Single by the Zombies

from the album Odessey and Oracle
- B-side: "This Will Be Our Year"
- Released: 10 June 1968
- Recorded: 20 July 1967
- Studio: EMI, London
- Genre: Baroque pop
- Length: 2:48
- Label: Date Records
- Songwriter: Chris White
- Producer: The Zombies

The Zombies singles chronology
| "Time of the Season" (1968) | "Butcher's Tale (Western Front 1914)" (1968) | "Imagine the Swan" (1969) |

= Butcher's Tale (Western Front 1914) =

"Butcher's Tale (Western Front 1914)" is a song written by Chris White of the Zombies, first released on the group's 1968 album Odessey and Oracle. It was also released as a single in the United States on 10 June 1968, backed by "This Will Be Our Year." "Butcher's Tale" was recorded in one take on 20 July 1967 at EMI Abbey Road Studio No. 3. The song has also been covered by They Might Be Giants, The Immediate, John Wilkes Booze and Chrysanthemums. The anti-war protest song is written from the perspective of a soldier fighting on the Western Front of World War I, mentioning the battles at Gommecourt, Thiepval, Mametz and Verdun in France.

==Lyrics and music==
The lyrics are based on an incident from World War I, a subject in which White took an interest. The lyrics tell of a battle from the viewpoint of a soldier in the midst of the fight. Despite the title, the battle White had in mind when writing the lyrics occurred in 1916. The Bee Gees' 1967 song "New York Mining Disaster 1941" was apparently an inspiration for the serious tone of the song. In the album's CD liner notes, Alec Palao calls the song "a thinly-disguised comment on Vietnam."

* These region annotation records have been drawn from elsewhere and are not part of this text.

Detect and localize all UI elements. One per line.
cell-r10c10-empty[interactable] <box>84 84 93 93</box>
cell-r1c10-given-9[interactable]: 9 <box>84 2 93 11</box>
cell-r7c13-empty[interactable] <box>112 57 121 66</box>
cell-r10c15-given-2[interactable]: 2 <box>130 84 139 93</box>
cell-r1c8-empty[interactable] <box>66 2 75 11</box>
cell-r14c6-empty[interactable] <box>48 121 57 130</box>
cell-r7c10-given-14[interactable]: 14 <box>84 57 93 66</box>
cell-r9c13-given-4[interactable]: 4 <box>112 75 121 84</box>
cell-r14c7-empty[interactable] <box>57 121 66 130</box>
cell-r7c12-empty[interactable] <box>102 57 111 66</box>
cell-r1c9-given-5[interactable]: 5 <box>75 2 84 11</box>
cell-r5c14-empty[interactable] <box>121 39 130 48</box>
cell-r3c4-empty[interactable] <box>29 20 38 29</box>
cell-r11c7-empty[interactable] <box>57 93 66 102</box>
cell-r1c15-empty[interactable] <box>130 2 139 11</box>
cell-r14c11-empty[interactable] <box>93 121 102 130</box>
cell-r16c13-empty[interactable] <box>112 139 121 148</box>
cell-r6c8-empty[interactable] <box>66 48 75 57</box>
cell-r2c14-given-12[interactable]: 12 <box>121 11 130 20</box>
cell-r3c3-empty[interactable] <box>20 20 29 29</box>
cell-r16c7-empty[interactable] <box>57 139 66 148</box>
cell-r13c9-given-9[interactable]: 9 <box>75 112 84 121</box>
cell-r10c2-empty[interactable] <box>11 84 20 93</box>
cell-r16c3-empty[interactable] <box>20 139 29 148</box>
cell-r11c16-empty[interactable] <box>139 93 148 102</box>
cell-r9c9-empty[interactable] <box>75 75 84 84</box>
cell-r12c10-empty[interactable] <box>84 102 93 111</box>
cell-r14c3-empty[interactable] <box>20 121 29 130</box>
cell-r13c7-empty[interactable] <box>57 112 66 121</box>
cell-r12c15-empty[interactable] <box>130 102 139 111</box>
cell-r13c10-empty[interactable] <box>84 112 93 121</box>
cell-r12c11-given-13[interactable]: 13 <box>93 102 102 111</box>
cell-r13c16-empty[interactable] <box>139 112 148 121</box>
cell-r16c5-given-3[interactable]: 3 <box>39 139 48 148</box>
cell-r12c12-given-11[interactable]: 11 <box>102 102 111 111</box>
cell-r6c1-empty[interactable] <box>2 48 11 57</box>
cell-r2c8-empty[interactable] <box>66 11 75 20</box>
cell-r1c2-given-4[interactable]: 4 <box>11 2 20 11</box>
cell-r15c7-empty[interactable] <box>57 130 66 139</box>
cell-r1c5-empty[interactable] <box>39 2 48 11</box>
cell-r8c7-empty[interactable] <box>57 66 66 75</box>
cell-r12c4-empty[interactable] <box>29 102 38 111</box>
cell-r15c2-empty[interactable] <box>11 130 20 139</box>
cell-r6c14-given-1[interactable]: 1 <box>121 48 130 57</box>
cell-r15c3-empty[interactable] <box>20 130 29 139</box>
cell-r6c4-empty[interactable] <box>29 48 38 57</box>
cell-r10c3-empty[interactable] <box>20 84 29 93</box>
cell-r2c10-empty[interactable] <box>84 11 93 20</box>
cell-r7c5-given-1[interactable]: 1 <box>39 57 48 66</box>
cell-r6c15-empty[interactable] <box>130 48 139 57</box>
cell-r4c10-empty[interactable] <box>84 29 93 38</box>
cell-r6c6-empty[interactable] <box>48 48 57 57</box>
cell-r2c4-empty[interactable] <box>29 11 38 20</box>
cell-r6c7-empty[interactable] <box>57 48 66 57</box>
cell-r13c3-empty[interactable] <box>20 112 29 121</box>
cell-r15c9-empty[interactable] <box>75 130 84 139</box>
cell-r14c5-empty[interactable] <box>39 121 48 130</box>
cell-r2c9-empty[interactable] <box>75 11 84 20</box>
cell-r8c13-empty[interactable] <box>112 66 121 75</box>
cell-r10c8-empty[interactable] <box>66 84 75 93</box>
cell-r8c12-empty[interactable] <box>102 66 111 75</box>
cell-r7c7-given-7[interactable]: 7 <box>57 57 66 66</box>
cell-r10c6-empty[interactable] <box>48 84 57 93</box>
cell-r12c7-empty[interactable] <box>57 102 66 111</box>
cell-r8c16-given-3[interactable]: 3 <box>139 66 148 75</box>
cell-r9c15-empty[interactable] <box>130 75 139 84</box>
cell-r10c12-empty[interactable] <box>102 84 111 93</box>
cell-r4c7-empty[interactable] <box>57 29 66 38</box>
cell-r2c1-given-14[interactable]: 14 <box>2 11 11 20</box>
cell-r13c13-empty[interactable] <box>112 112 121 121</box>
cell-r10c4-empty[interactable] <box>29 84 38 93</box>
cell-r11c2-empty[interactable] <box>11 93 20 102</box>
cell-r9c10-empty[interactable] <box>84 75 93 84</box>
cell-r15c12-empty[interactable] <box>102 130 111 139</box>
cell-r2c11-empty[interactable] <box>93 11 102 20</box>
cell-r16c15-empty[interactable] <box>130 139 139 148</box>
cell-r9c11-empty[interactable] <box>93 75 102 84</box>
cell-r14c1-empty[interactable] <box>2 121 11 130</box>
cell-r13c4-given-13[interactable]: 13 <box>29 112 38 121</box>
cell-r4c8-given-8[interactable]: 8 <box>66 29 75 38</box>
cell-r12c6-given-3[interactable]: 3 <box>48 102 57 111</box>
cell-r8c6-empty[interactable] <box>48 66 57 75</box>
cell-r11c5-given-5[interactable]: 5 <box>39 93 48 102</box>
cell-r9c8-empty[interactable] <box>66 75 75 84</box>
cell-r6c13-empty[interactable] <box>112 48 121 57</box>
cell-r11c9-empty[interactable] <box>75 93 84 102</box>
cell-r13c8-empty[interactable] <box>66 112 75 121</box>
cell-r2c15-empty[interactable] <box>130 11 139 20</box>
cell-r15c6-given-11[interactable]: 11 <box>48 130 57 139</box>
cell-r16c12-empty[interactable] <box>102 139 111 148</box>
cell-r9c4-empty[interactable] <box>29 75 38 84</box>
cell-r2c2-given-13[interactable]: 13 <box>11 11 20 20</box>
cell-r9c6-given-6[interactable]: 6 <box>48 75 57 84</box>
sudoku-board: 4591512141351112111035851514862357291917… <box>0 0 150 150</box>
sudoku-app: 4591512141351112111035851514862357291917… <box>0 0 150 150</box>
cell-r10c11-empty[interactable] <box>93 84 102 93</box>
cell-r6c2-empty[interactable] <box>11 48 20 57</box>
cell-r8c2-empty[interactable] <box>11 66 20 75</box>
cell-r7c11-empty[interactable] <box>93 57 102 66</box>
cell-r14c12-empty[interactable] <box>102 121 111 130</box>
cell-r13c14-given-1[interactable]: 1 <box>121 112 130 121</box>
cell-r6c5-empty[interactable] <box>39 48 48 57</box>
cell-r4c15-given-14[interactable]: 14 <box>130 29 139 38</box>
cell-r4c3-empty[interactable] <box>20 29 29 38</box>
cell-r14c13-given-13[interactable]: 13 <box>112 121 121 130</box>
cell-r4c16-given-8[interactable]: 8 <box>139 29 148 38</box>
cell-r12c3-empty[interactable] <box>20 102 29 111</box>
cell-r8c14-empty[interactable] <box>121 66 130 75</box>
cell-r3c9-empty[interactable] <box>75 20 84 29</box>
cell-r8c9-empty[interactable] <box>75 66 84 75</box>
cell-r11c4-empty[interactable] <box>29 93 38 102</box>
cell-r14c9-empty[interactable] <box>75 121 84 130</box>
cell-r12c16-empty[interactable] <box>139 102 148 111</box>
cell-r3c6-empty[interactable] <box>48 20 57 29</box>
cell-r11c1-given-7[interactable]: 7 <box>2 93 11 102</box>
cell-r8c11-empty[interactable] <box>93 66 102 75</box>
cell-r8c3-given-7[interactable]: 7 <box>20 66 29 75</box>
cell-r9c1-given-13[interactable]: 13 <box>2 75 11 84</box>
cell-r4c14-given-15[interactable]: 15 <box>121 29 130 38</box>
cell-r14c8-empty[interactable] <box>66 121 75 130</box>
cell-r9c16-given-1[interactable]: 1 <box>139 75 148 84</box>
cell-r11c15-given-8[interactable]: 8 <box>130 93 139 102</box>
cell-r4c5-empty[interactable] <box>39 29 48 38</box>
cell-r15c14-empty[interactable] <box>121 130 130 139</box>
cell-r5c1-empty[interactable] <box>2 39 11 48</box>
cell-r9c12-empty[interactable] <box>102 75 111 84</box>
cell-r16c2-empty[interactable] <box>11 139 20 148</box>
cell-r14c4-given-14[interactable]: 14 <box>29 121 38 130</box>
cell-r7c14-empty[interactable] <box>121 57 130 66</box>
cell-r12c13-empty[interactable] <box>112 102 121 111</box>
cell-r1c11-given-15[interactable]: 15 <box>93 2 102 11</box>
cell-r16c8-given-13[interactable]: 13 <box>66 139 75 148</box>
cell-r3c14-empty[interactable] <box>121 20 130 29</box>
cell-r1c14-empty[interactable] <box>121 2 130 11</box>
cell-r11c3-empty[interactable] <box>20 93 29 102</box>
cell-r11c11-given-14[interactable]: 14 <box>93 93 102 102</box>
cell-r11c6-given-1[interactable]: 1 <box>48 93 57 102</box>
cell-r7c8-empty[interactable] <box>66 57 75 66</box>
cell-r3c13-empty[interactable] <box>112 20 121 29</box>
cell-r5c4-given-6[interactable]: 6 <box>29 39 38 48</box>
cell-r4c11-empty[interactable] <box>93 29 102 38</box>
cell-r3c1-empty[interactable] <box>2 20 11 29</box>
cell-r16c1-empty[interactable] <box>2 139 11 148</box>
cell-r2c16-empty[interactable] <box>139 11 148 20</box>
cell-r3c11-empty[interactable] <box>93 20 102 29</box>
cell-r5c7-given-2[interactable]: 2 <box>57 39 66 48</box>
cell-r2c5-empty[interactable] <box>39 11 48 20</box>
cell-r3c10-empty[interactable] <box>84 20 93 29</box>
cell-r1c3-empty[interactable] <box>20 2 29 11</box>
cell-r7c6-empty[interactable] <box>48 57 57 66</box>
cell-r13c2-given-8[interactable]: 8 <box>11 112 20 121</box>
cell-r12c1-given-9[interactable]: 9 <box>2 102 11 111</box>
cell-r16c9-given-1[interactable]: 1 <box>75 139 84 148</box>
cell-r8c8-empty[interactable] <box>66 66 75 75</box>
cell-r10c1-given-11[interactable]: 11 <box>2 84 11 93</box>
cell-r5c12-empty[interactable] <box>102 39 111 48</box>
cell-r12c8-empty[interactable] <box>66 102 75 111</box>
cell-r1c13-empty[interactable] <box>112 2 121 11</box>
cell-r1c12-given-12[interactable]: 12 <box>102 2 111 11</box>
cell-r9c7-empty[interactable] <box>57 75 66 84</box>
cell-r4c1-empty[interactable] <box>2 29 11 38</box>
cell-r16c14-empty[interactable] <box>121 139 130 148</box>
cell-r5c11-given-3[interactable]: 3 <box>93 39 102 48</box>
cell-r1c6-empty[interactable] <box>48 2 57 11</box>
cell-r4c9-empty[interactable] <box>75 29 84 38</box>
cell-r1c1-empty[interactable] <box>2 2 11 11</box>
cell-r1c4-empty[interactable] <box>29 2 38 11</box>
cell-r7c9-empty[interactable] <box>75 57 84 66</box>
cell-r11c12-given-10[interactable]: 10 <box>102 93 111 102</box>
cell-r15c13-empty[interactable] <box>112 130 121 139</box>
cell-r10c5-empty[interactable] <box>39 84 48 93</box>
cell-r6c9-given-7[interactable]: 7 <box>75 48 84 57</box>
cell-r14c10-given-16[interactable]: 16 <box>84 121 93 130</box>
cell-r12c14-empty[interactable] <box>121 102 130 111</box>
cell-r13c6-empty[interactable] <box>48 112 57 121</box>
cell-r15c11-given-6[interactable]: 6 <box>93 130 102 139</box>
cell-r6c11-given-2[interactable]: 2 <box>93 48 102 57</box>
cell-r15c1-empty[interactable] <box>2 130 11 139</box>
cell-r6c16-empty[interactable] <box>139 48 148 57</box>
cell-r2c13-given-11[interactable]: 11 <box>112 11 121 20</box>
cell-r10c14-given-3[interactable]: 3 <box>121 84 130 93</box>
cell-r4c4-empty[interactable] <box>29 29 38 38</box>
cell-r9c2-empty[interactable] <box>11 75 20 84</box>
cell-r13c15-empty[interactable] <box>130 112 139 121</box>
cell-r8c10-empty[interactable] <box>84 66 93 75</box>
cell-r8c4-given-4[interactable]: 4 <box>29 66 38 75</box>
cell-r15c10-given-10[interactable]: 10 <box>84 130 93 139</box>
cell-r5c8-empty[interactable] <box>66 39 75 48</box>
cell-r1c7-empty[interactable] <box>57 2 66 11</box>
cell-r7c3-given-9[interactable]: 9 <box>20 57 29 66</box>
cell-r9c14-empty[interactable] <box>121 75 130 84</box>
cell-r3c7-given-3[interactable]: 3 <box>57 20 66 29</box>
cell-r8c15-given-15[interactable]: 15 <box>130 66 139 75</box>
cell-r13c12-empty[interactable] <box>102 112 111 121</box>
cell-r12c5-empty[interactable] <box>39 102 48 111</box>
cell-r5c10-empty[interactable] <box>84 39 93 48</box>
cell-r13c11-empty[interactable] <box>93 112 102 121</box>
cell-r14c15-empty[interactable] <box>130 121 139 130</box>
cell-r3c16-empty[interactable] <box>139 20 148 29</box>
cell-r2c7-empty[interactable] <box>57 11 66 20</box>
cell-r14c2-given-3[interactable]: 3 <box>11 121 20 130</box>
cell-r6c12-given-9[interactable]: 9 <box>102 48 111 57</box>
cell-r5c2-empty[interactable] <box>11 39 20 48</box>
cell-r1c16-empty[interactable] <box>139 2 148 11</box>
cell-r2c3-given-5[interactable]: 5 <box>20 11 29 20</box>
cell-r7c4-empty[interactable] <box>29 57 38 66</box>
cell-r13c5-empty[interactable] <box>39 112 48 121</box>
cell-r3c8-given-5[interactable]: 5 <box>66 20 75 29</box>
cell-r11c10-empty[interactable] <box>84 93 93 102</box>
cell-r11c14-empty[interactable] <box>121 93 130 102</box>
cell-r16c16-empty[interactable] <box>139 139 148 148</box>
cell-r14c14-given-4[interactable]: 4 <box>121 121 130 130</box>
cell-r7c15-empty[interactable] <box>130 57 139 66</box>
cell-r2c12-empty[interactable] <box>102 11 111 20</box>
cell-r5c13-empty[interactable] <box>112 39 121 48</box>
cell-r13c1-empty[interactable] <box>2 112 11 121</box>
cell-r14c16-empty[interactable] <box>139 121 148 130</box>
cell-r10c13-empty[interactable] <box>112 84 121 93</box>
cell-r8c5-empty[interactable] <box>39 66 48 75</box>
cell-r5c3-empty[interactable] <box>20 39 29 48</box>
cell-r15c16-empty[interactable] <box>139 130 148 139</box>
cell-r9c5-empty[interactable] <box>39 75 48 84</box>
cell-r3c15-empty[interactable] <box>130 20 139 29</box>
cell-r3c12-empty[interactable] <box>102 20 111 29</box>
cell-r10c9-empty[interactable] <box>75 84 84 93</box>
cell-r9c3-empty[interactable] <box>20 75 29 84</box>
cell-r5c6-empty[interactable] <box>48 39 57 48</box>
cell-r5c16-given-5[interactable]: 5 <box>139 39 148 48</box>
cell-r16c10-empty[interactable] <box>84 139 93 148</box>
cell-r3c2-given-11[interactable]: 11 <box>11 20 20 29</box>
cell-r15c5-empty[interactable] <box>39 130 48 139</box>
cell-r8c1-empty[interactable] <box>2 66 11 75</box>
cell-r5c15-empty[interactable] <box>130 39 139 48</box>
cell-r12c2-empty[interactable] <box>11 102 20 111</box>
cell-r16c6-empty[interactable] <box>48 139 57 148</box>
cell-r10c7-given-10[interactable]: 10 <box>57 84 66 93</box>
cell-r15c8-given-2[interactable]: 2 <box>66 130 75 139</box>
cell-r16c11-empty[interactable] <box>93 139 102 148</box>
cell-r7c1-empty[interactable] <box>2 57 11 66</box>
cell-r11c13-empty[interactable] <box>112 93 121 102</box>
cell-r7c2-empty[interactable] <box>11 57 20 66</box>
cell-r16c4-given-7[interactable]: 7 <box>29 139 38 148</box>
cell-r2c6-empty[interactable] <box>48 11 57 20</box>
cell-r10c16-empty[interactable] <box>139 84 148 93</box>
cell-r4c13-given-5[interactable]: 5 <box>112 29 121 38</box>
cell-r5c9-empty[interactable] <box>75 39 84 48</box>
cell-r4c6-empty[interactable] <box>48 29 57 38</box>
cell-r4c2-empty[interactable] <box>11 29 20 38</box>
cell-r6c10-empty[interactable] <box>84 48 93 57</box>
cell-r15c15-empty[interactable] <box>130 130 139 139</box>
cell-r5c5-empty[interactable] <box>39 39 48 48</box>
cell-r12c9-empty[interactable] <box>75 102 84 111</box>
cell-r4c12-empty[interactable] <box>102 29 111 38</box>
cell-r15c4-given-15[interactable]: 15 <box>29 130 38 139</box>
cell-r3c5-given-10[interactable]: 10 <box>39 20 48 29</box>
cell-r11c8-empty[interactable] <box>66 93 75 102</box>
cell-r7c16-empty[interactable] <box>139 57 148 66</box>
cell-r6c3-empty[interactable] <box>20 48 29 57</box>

Instrumentation on "Butcher's Tale (Western Front 1914)" is limited to Zombies keyboardist Rod Argent playing a pump organ in a manner described by Allmusic critic Matthew Greenwald as "odd-sounding." The song also includes sound effects reminiscent of musique concrète which were created by playing a Pierre Boulez album backwards and sped up.

Although White wrote the song for the Zombies' frontman Colin Blunstone to sing, White sang it himself as the group felt that his weaker voice better suited the lyrics. "Butcher's Tale (Western Front 1914)" is White's only lead vocal performance for The Zombies, with the exception of one verse of the Odessey and Oracle track "Brief Candles".

==Reception==
Although "Butcher's Tale (Western Front 1914)" was the band's "most soberly uncommercial song," Date Records chose it to release as the second single from Odessey and Oracle in the United States on 10 June 1968, on the recommendation of Al Kooper and with the label believing that its implicit commentary on the Vietnam War would resonate with a young audience. The Zombies, however, were surprised that such an uncommercial song was chosen as a single, and it sold poorly.

Cash Box described the song as containing "some searching lyrics and a weird ear-catching instrumental setup to create interest for this wild outing." Allmusic critic Matthew Greenwald retrospectively called it one of The Zombies' "strangest and most experimental songs". Pierre Perrone of The Independent claimed that the song proved that "the band were both of their time and incredibly prescient." Arts writer Matt Kivel called the song a "creepy war ballad" and noted that it showed The Zombies experimenting with instrumentation in more imaginative ways than any contemporary band besides the Beatles. Arts writer Mike Boehm called it "one of the greatest anti-war songs in the rock canon" and "unsparing in its depiction of war's horrors". Music critic Antonio Mendez called it one of the "sublime" songs on Odessey and Oracle.

==Other versions==
The Chrysanthemums covered "Butcher's Tale (Western Front 1914)" on their 1989 version of Odessey and Oracle. Allmusic critic Stewart Mason praised the "sneering hardcore punk setting" the group used for the song, stating that it "fits the horrific wartime imagery perfectly." A live cover by They Might Be Giants was featured on the 2000 various artists compilation Simply Mad, Mad, Mad, Mad About the Loser's Lounge. John Wilkes Booze covered the song in 2004 on Five Pillars of Soul. Jonas Prangerød noted that the John Wilkes Booze version is short and strange. The Immediate covered the song in 2006 on Stop and Remember.